原因帰属理論と動機づけ
モチベーションについてよく考えることがあります。
とくに、来院される方の症状を良くしてゆこうとするときにです。
おたがいが協力して、良い結果に向けて、前向きに進んでいくことが理想ですが・・
すぐに良い結果が出るケースばかりではありません。
ワンチャン、逆転満塁ホームランのような結果を求める気持ち、とてもわかります、共感します。
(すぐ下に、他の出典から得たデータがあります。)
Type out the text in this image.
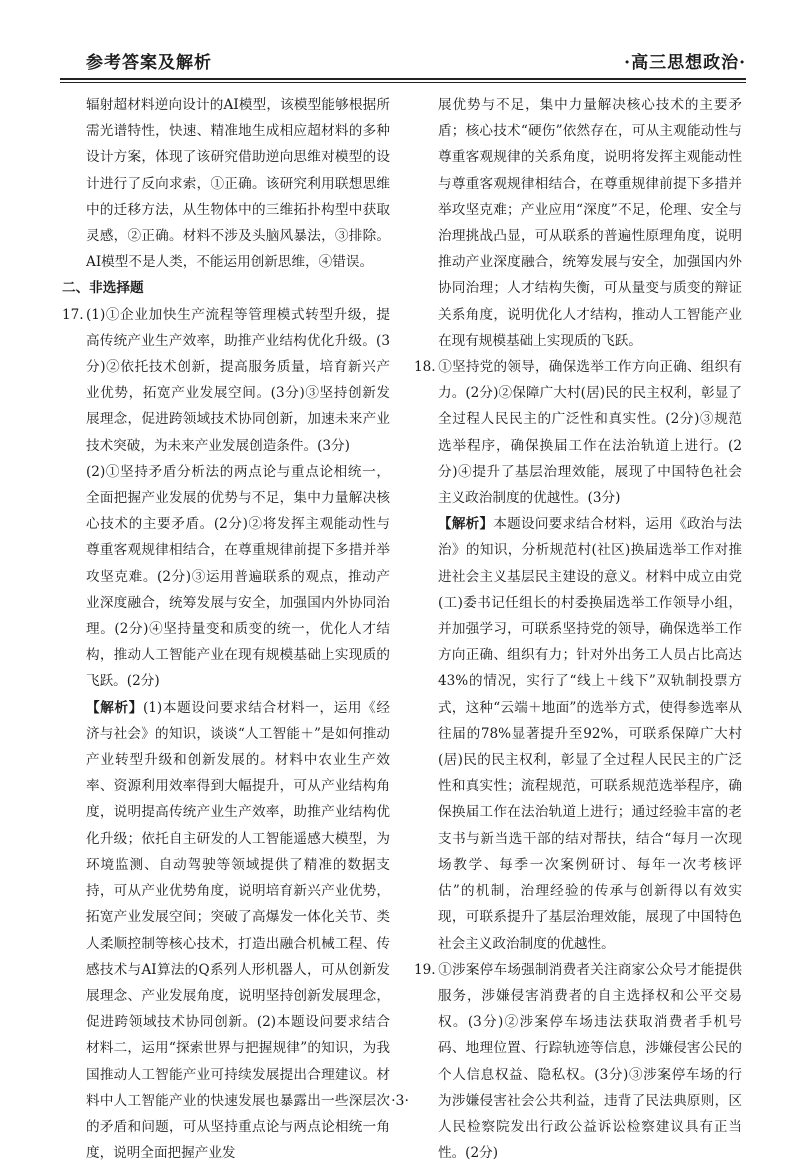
参考答案及解析	·高三思想政治·

辐射超材料逆向设计的AI模型，该模型能够根据所需光谱特性，快速、精准地生成相应超材料的多种设计方案，体现了该研究借助逆向思维对模型的设计进行了反向求索，①正确。该研究利用联想思维中的迁移方法，从生物体中的三维拓扑构型中获取灵感，②正确。材料不涉及头脑风暴法，③排除。AI模型不是人类，不能运用创新思维，④错误。

二、非选择题

17. (1)①企业加快生产流程等管理模式转型升级，提高传统产业生产效率，助推产业结构优化升级。(3分)②依托技术创新，提高服务质量，培育新兴产业优势，拓宽产业发展空间。(3分)③坚持创新发展理念，促进跨领域技术协同创新，加速未来产业技术突破，为未来产业发展创造条件。(3分)

(2)①坚持矛盾分析法的两点论与重点论相统一，全面把握产业发展的优势与不足，集中力量解决核心技术的主要矛盾。(2分)②将发挥主观能动性与尊重客观规律相结合，在尊重规律前提下多措并举攻坚克难。(2分)③运用普遍联系的观点，推动产业深度融合，统筹发展与安全，加强国内外协同治理。(2分)④坚持量变和质变的统一，优化人才结构，推动人工智能产业在现有规模基础上实现质的飞跃。(2分)

【解析】(1)本题设问要求结合材料一，运用《经济与社会》的知识，谈谈“人工智能＋”是如何推动产业转型升级和创新发展的。材料中农业生产效率、资源利用效率得到大幅提升，可从产业结构角度，说明提高传统产业生产效率，助推产业结构优化升级；依托自主研发的人工智能遥感大模型，为环境监测、自动驾驶等领域提供了精准的数据支持，可从产业优势角度，说明培育新兴产业优势，拓宽产业发展空间；突破了高爆发一体化关节、类人柔顺控制等核心技术，打造出融合机械工程、传感技术与AI算法的Q系列人形机器人，可从创新发展理念、产业发展角度，说明坚持创新发展理念，促进跨领域技术协同创新。(2)本题设问要求结合材料二，运用“探索世界与把握规律”的知识，为我国推动人工智能产业可持续发展提出合理建议。材料中人工智能产业的快速发展也暴露出一些深层次的矛盾和问题，可从坚持重点论与两点论相统一角度，说明全面把握产业发

展优势与不足，集中力量解决核心技术的主要矛盾；核心技术“硬伤”依然存在，可从主观能动性与尊重客观规律的关系角度，说明将发挥主观能动性与尊重客观规律相结合，在尊重规律前提下多措并举攻坚克难；产业应用“深度”不足，伦理、安全与治理挑战凸显，可从联系的普遍性原理角度，说明推动产业深度融合，统筹发展与安全，加强国内外协同治理；人才结构失衡，可从量变与质变的辩证关系角度，说明优化人才结构，推动人工智能产业在现有规模基础上实现质的飞跃。

18. ①坚持党的领导，确保选举工作方向正确、组织有力。(2分)②保障广大村(居)民的民主权利，彰显了全过程人民民主的广泛性和真实性。(2分)③规范选举程序，确保换届工作在法治轨道上进行。(2分)④提升了基层治理效能，展现了中国特色社会主义政治制度的优越性。(3分)

【解析】本题设问要求结合材料，运用《政治与法治》的知识，分析规范村(社区)换届选举工作对推进社会主义基层民主建设的意义。材料中成立由党(工)委书记任组长的村委换届选举工作领导小组，并加强学习，可联系坚持党的领导，确保选举工作方向正确、组织有力；针对外出务工人员占比高达43%的情况，实行了“线上＋线下”双轨制投票方式，这种“云端＋地面”的选举方式，使得参选率从往届的78%显著提升至92%，可联系保障广大村(居)民的民主权利，彰显了全过程人民民主的广泛性和真实性；流程规范，可联系规范选举程序，确保换届工作在法治轨道上进行；通过经验丰富的老支书与新当选干部的结对帮扶，结合“每月一次现场教学、每季一次案例研讨、每年一次考核评估”的机制，治理经验的传承与创新得以有效实现，可联系提升了基层治理效能，展现了中国特色社会主义政治制度的优越性。

19. ①涉案停车场强制消费者关注商家公众号才能提供服务，涉嫌侵害消费者的自主选择权和公平交易权。(3分)②涉案停车场违法获取消费者手机号码、地理位置、行踪轨迹等信息，涉嫌侵害公民的个人信息权益、隐私权。(3分)③涉案停车场的行为涉嫌侵害社会公共利益，违背了民法典原则，区人民检察院发出行政公益诉讼检察建议具有正当性。(2分)

·3·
しかし、難しい症状であればあるほど、粘り強く、希望をもって、適切な努力を続けることが必要となってくると感じます。
また、セラピストばかりモチベーションが高く、「頑張ろう」をクライエントに無理に押し付けてしまっても、かえって逆効果になってしまう、みたいなことも、反省となりますが少なからず経験してきました。
そんな時、現在の状況(結果)を
「どのように受け止めるのか」
に注目してみることは、無駄ではないかもしれません。
心理学者のワイナー(Weiner)による原因帰属理論というものがあります。
ワイナーはある出来事が生じたとき、人はどのような原因を求めるのか、という問いに対して
①自分のせい ②自分のせいではない
③変化しにくい原因 ④変化しやすい原因
という4つの原因帰属のスタイルを提唱しています。
たとえば、なかなか膝の痛みが良くならない中年の女性Aさんの場合で考えてみると
「私が悪いんです・・・」
私の努力が不足している/運動をさぼったから
①×④(自分のせい×変化しやすい原因)
「どうせ私には無理なんです・・・」
もともと努力する能力が欠けている/運動、リハビリがそもそも苦手
①×③(自分のせい×変化しにくい原因)
「選択や運が悪かったかも・・・」
たまたまよくない治療者にあたった/たまたま厄年だから
②×④(自分以外のせい×変化しやすい原因)
「どうせもう無理なんです・・・」
・難治性の病気だから
②×③(自分以外のせい×変化しにくい原因)
次にセラピスト側からでは
「腕がまだ未熟だから・・・」
①×④(自分のせい×変化しやすい原因)
私の努力が足りないから/勉強不足だから
「この仕事向いてないかも・・・」
①×③(自分のせい×変化しにくい原因)
セラピストに向いていない/才能がない
「患者の努力が足りないから・・・」
②×④(自分以外のせい×変化しやすい原因)
たまたま治らなかった/患者側の不運な要因
「そもそも難治性でよくならない」
②×④(自分以外のせい×変化しにくい原因)
難治性の病だから
と、このような現状や結果に対する原因を抱く場合があるかもしれません。
ところでクライアントもセラピストも両者がモチベーションを高く持ち続けていくための障壁に「学習的無力感」というものがあるように思います。
「学習的無力感」とは簡単にいうと、失敗や上手くいかないことが続き、どうせ何をやってもなおらない、自分には能力がないといった思いが強くなり、その状況から抜け出す努力ができなくなってしまうことです。
では、そのようにならない為に、どうしたらよいのでしょうか?
原因帰属理論では、うまくいっても、失敗しても、努力のせいにすることが、その後のポジティブな動機づけへとつながりやすいことが示されているようです。
つまり自分のせいにするケースでは、才能がないから(変化しにくい原因)と考えるのではなく、努力が足りないからと受け止めた方が、「次はもっとうまくいくかも」と前に進んでいくことができるからです。
また、自分以外のせいにするケースでは、結果が悪くても落ち込みにくいのは良いのですが、いつもまわりや環境のせいにしていると、自分の努力や能力が低く見積もられて、その人自身の成長がストップしてしまいます。
学習性無力感に陥らずに、モチベーションを保ちつづけるには
・目標設定を「できる程度」に定める
・現在の結果を「自分の努力×変化しやすい原因」に求める
・うまくいく体験を増やして自信をつけてゆく
という風に言えるのではないでしょうか。
膝の動作時の痛みを抱えたAさんについては、痛みが少ない動きを工夫することで、運動量を少しづつ増やしていったり、少しの痛みの変化(好転)にも大きくフォーカスすることで、良い変化への期待をうながすことなどが考えられます。
また、セラピストとしては、結果の原因を自分の才能の無さや、患者だけのせいにせず、高すぎる目標設定を避けて、焦らずじっくりと、できる工夫から行い、着実に少しでも良い結果を重ねて、セラピスト自身も自信を養いながら進んでいくことが望ましいといえます。
本日は以上となります。最後まで読んでいただき感謝いたします。